Pourquoi avoir choisi de placer cette 14ᵉ édition du Fitb sous le thème de l’Afrique ?
Parce que nous sommes Africains, profondément attachés à notre continent. L’Afrique a été morcelée en Afrique du Nord, de l’Ouest, anglophone, francophone, etc. et c’est bien dommage. Trop souvent, nous nous connaissons à travers le regard de l’ancien colon. Il est temps de nous regarder directement, de nous comprendre par nous-mêmes.

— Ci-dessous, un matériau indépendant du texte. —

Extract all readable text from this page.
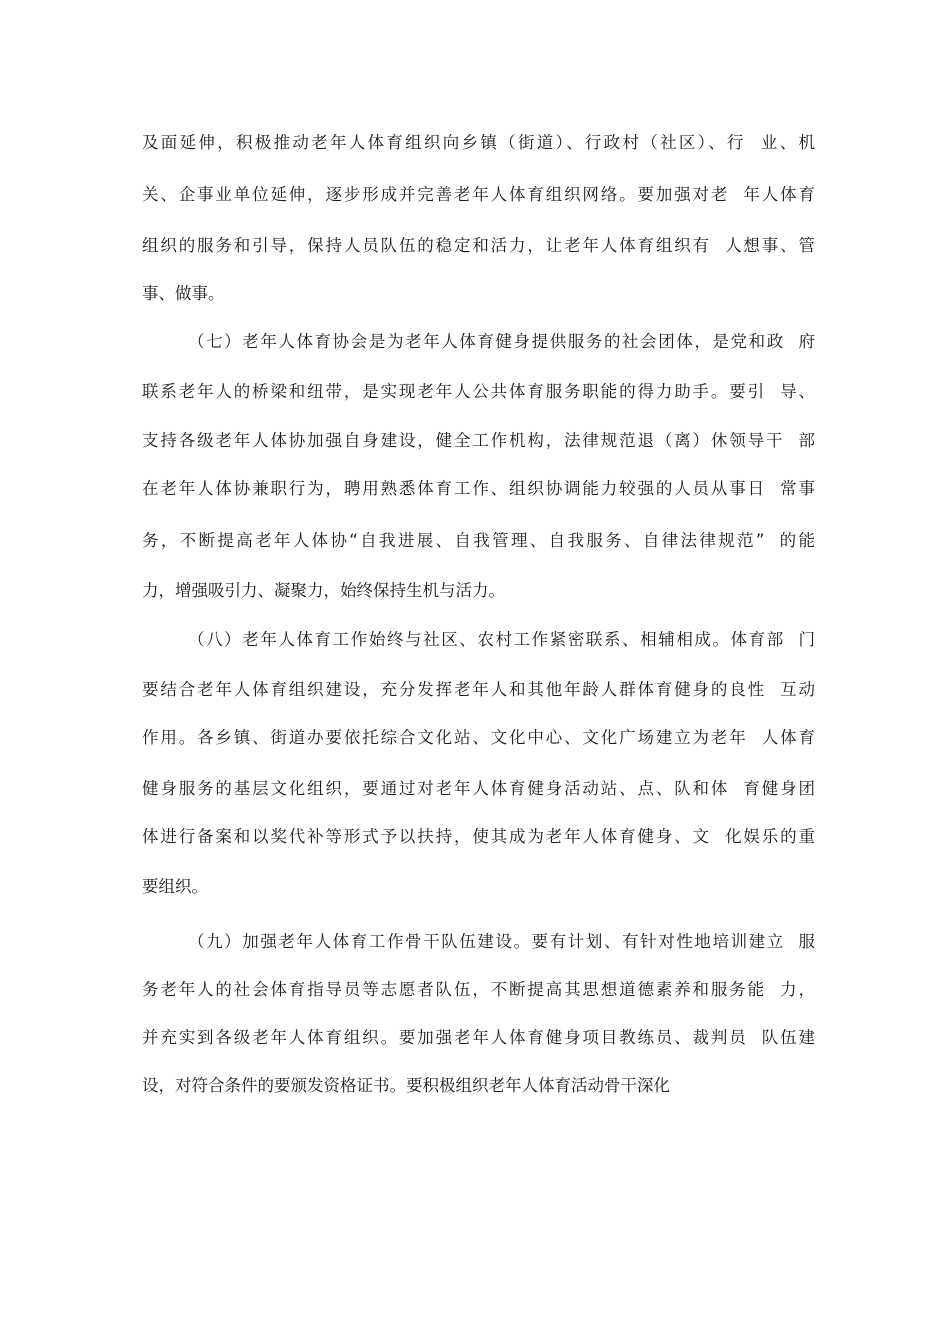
及面延伸，积极推动老年人体育组织向乡镇（街道）、行政村（社区）、行  业、机
关、企事业单位延伸，逐步形成并完善老年人体育组织网络。要加强对老  年人体育
组织的服务和引导，保持人员队伍的稳定和活力，让老年人体育组织有  人想事、管
事、做事。
（七）老年人体育协会是为老年人体育健身提供服务的社会团体，是党和政  府
联系老年人的桥梁和纽带，是实现老年人公共体育服务职能的得力助手。要引  导、
支持各级老年人体协加强自身建设，健全工作机构，法律规范退（离）休领导干  部
在老年人体协兼职行为，聘用熟悉体育工作、组织协调能力较强的人员从事日  常事
务，不断提高老年人体协“自我进展、自我管理、自我服务、自律法律规范”  的能
力，增强吸引力、凝聚力，始终保持生机与活力。
（八）老年人体育工作始终与社区、农村工作紧密联系、相辅相成。体育部  门
要结合老年人体育组织建设，充分发挥老年人和其他年龄人群体育健身的良性  互动
作用。各乡镇、街道办要依托综合文化站、文化中心、文化广场建立为老年  人体育
健身服务的基层文化组织，要通过对老年人体育健身活动站、点、队和体  育健身团
体进行备案和以奖代补等形式予以扶持，使其成为老年人体育健身、文  化娱乐的重
要组织。
（九）加强老年人体育工作骨干队伍建设。要有计划、有针对性地培训建立  服
务老年人的社会体育指导员等志愿者队伍，不断提高其思想道德素养和服务能  力，
并充实到各级老年人体育组织。要加强老年人体育健身项目教练员、裁判员  队伍建
设，对符合条件的要颁发资格证书。要积极组织老年人体育活动骨干深化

Cette édition a donc voulu retisser ce lien, notamment à travers un colloque international consacré aux langues populaires dans le théâtre africain. J’ai d’ailleurs été ému par la pièce burkinabè jouée en moré. C’était merveilleux ! On avait, certes, la traduction, mais on a entendu et écouté une langue africaine. On a senti un peuple, les sentiments d’une langue, sa musicalité.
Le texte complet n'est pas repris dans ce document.